Atomically Thin PdIn Bimetallene with Surface-Ordered Palladium Trimers for Efficient Urea Electrosynthesis from N2 and CO2

Urea synthesis via N₂ and CO₂ electrocatalysis has attracted significant interest but is hindered by unclear conversion mechanisms and low catalytic efficiency. Here, we report three atomically thin PdIn bimetallene catalysts, from surface-ordered Pd₄ tetramers to linearly arranged Pd atoms, where the Pd–In dual-site atomic geometric configuration is tuned by introducing polyamine ligands to induce a steric hindrance effect. Experimental data and simulations show that the atomically thin structure enhances the exposure of internal sites, where Pd and In act as activation centers for N₂ and CO₂, respectively.
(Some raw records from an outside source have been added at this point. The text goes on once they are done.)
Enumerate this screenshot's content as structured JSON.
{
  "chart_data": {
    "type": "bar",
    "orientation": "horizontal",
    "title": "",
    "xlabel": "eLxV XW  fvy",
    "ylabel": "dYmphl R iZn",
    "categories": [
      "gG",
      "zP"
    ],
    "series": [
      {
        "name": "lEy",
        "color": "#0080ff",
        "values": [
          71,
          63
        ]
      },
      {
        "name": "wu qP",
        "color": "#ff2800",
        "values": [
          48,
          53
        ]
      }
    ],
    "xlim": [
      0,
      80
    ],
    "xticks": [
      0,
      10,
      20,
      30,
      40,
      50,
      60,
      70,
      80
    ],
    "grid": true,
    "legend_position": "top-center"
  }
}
Notably, on the orthorhombic Pd₂In surface, an ordered Pd₃ trimers nitrogen activation region exists, enabling the transformation of nitrogen from initial end-on to more favorable side-on adsorption in the C–N coupling intermediate. This transformation highly activates the N–N group in the *NCON intermediate, promoting proton hydrogenation. Consequently, Pd₂In with ordered Pd₃ trimers achieves a high urea yield of 5.69 ± 0.12 mmol g^–1 h^–1 and a Faradaic efficiency of 31.8 ± 0.3% at an ultralow potential of −0.1 V vs the reversible hydrogen electrode, marking one of the highest values in N₂ and CO₂ coreduction systems.